Shultz recognizes that in times like these, many of us are a few steps away from big uncertainties. Some are already there. The fear and alarm spreading through communities both large and small can make people feel isolated and backed into a corner.
As a caterer, Schultz knows how effective a good meal can be in breaking down some of those walls. Meeting around a table with nothing more in common than appreciating the food goes a long way toward restoring the soul.
The idea for a community meal came to Shultz from a Grimm Brothers fairy tale called Stone Soup. In the tale, some hungry travelers enter a town but find the town folk unwilling to share. The travelers bring out a pot, fill it with water, add a stone, and invite the town folk to join them as they prepare "stone soup."

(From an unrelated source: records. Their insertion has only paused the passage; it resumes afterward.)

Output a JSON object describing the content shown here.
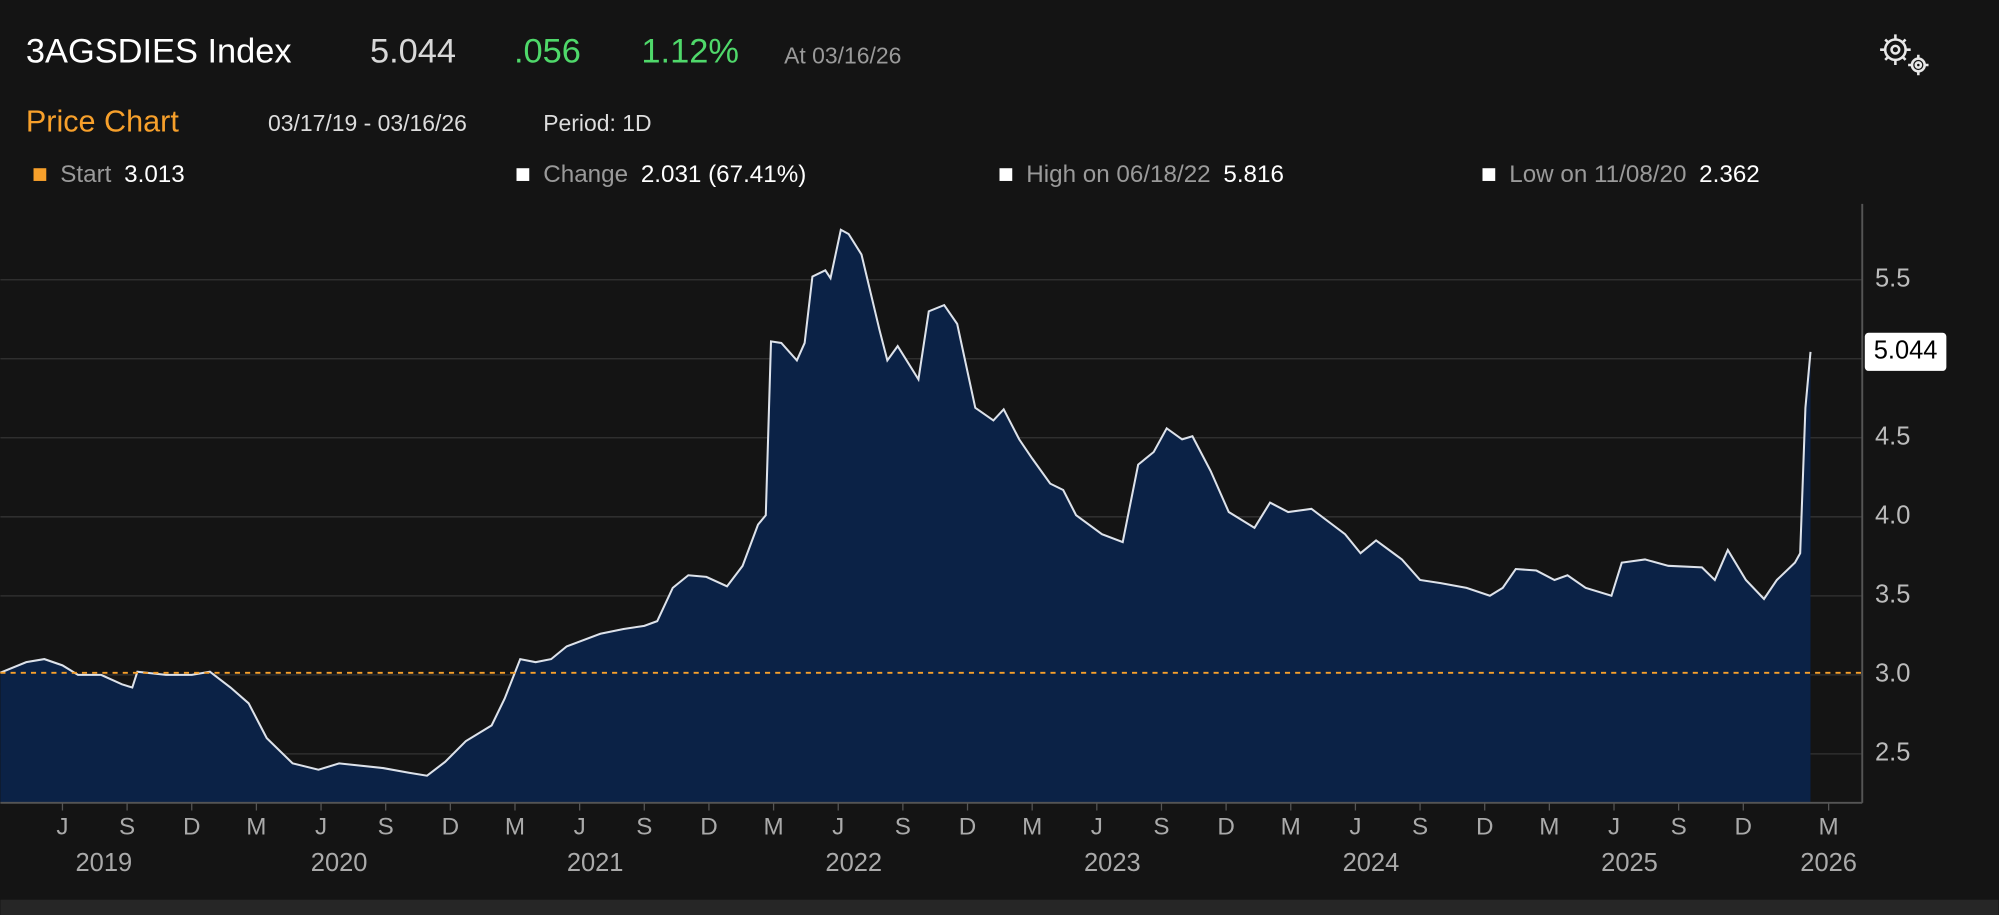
{
  "header": {
    "ticker": "3AGSDIES Index",
    "change": ".056",
    "change_pct": "1.12%",
    "as_of": "At 03/16/26",
    "section": "Price Chart",
    "range": "03/17/19 - 03/16/26",
    "period": "Period: 1D"
  },
  "chart_data": {
    "type": "area",
    "stats": [
      {
        "label": "Start",
        "value": 3.013,
        "color": "#f7a02b"
      },
      {
        "label": "Change",
        "value": "2.031 (67.41%)",
        "color": "#ffffff"
      },
      {
        "label": "High on 06/18/22",
        "value": 5.816,
        "color": "#ffffff"
      },
      {
        "label": "Low on 11/08/20",
        "value": 2.362,
        "color": "#ffffff"
      }
    ],
    "series": [
      {
        "color": "#dde2ea",
        "fill": "#0b2246",
        "x": [
          2019.21,
          2019.31,
          2019.38,
          2019.45,
          2019.51,
          2019.6,
          2019.68,
          2019.72,
          2019.74,
          2019.85,
          2019.95,
          2020.02,
          2020.1,
          2020.17,
          2020.24,
          2020.34,
          2020.44,
          2020.52,
          2020.69,
          2020.79,
          2020.86,
          2020.93,
          2021.01,
          2021.11,
          2021.16,
          2021.22,
          2021.28,
          2021.34,
          2021.4,
          2021.53,
          2021.62,
          2021.7,
          2021.75,
          2021.81,
          2021.87,
          2021.94,
          2022.02,
          2022.08,
          2022.14,
          2022.17,
          2022.19,
          2022.23,
          2022.29,
          2022.32,
          2022.35,
          2022.4,
          2022.42,
          2022.46,
          2022.49,
          2022.54,
          2022.61,
          2022.64,
          2022.68,
          2022.76,
          2022.8,
          2022.86,
          2022.91,
          2022.98,
          2023.05,
          2023.09,
          2023.15,
          2023.2,
          2023.27,
          2023.32,
          2023.37,
          2023.47,
          2023.55,
          2023.61,
          2023.67,
          2023.72,
          2023.78,
          2023.82,
          2023.89,
          2023.96,
          2024.06,
          2024.12,
          2024.19,
          2024.28,
          2024.41,
          2024.47,
          2024.53,
          2024.63,
          2024.7,
          2024.78,
          2024.88,
          2024.97,
          2025.02,
          2025.07,
          2025.15,
          2025.22,
          2025.27,
          2025.34,
          2025.44,
          2025.48,
          2025.57,
          2025.66,
          2025.79,
          2025.84,
          2025.89,
          2025.96,
          2026.03,
          2026.08,
          2026.15,
          2026.17,
          2026.19,
          2026.21
        ],
        "values": [
          3.013,
          3.08,
          3.1,
          3.06,
          3.0,
          3.0,
          2.94,
          2.92,
          3.02,
          3.0,
          3.0,
          3.02,
          2.92,
          2.82,
          2.6,
          2.44,
          2.4,
          2.44,
          2.41,
          2.38,
          2.362,
          2.45,
          2.58,
          2.68,
          2.85,
          3.1,
          3.08,
          3.1,
          3.18,
          3.26,
          3.29,
          3.31,
          3.34,
          3.55,
          3.63,
          3.62,
          3.56,
          3.69,
          3.95,
          4.01,
          5.11,
          5.1,
          4.99,
          5.1,
          5.52,
          5.56,
          5.51,
          5.816,
          5.79,
          5.66,
          5.18,
          4.99,
          5.08,
          4.87,
          5.3,
          5.34,
          5.22,
          4.69,
          4.61,
          4.68,
          4.49,
          4.37,
          4.21,
          4.17,
          4.01,
          3.89,
          3.84,
          4.33,
          4.41,
          4.56,
          4.49,
          4.51,
          4.29,
          4.03,
          3.93,
          4.09,
          4.03,
          4.05,
          3.89,
          3.77,
          3.85,
          3.73,
          3.6,
          3.58,
          3.55,
          3.5,
          3.55,
          3.67,
          3.66,
          3.6,
          3.63,
          3.55,
          3.5,
          3.71,
          3.73,
          3.69,
          3.68,
          3.6,
          3.79,
          3.6,
          3.48,
          3.6,
          3.71,
          3.77,
          4.69,
          5.044
        ]
      }
    ],
    "xlim": [
      2019.21,
      2026.41
    ],
    "ylim": [
      2.19,
      5.98
    ],
    "yticks": [
      2.5,
      {
        "value": 3,
        "label": "3.0"
      },
      3.5,
      {
        "value": 4,
        "label": "4.0"
      },
      4.5,
      {
        "value": 5,
        "label": "5.0"
      },
      5.5
    ],
    "xticks": [
      {
        "value": 2019.45,
        "label": "J"
      },
      {
        "value": 2019.7,
        "label": "S"
      },
      {
        "value": 2019.95,
        "label": "D"
      },
      {
        "value": 2020.2,
        "label": "M"
      },
      {
        "value": 2020.45,
        "label": "J"
      },
      {
        "value": 2020.7,
        "label": "S"
      },
      {
        "value": 2020.95,
        "label": "D"
      },
      {
        "value": 2021.2,
        "label": "M"
      },
      {
        "value": 2021.45,
        "label": "J"
      },
      {
        "value": 2021.7,
        "label": "S"
      },
      {
        "value": 2021.95,
        "label": "D"
      },
      {
        "value": 2022.2,
        "label": "M"
      },
      {
        "value": 2022.45,
        "label": "J"
      },
      {
        "value": 2022.7,
        "label": "S"
      },
      {
        "value": 2022.95,
        "label": "D"
      },
      {
        "value": 2023.2,
        "label": "M"
      },
      {
        "value": 2023.45,
        "label": "J"
      },
      {
        "value": 2023.7,
        "label": "S"
      },
      {
        "value": 2023.95,
        "label": "D"
      },
      {
        "value": 2024.2,
        "label": "M"
      },
      {
        "value": 2024.45,
        "label": "J"
      },
      {
        "value": 2024.7,
        "label": "S"
      },
      {
        "value": 2024.95,
        "label": "D"
      },
      {
        "value": 2025.2,
        "label": "M"
      },
      {
        "value": 2025.45,
        "label": "J"
      },
      {
        "value": 2025.7,
        "label": "S"
      },
      {
        "value": 2025.95,
        "label": "D"
      },
      {
        "value": 2026.28,
        "label": "M"
      }
    ],
    "year_labels": [
      {
        "value": 2019.61,
        "label": "2019"
      },
      {
        "value": 2020.52,
        "label": "2020"
      },
      {
        "value": 2021.51,
        "label": "2021"
      },
      {
        "value": 2022.51,
        "label": "2022"
      },
      {
        "value": 2023.51,
        "label": "2023"
      },
      {
        "value": 2024.51,
        "label": "2024"
      },
      {
        "value": 2025.51,
        "label": "2025"
      },
      {
        "value": 2026.28,
        "label": "2026"
      }
    ],
    "grid": true
  }
}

Their curiosity piqued, the town folk gather around. The travelers taste their concoction, telling the town folk, "It's nearly ready, but it needs an onion. Does any one have one to put in?" Someone goes home and finds an onion and into the pot it goes. "Hmm," say the travelers. "It really needs a carrot to be just right." So someone finds a carrot. And so it goes, that each needed ingredient is somehow found and shared, and in the end the entire town, and the travelers, enjoy a delicious repast of nourishing soup.
The moral of the story is that nothing is revealed to be something after all. The original stone was only a pretext to start the villagers sharing in a way they would not have considered had they not had the catalyst of the "stone soup" they thought they were improving.
In the same way, people meeting around a table while they are dealing with unemployment or home foreclosure, facing a bleak future, may find the missing ingredient in the people they share the meal with. It takes a brave person to turn up to an evening like this alone, so if you know someone who would like to partake, invite them and go together.
Schultz's hope is that table talk will result in renewed hope and opportunities. She's also hopeful that the larger community will step up.
"I'm hoping that maybe restaurants in town may help." Donations of food and service are also welcome. "We can use people to help cook, serve and clean up," she said.
Musicians adept at acoustic playing will find an appreciative audience.
The menu for the April 20 meal is pork loin, rice pilaf, vegetables and Texas sheet cake. "It's Just Dinner" starts at 5:30 p.m.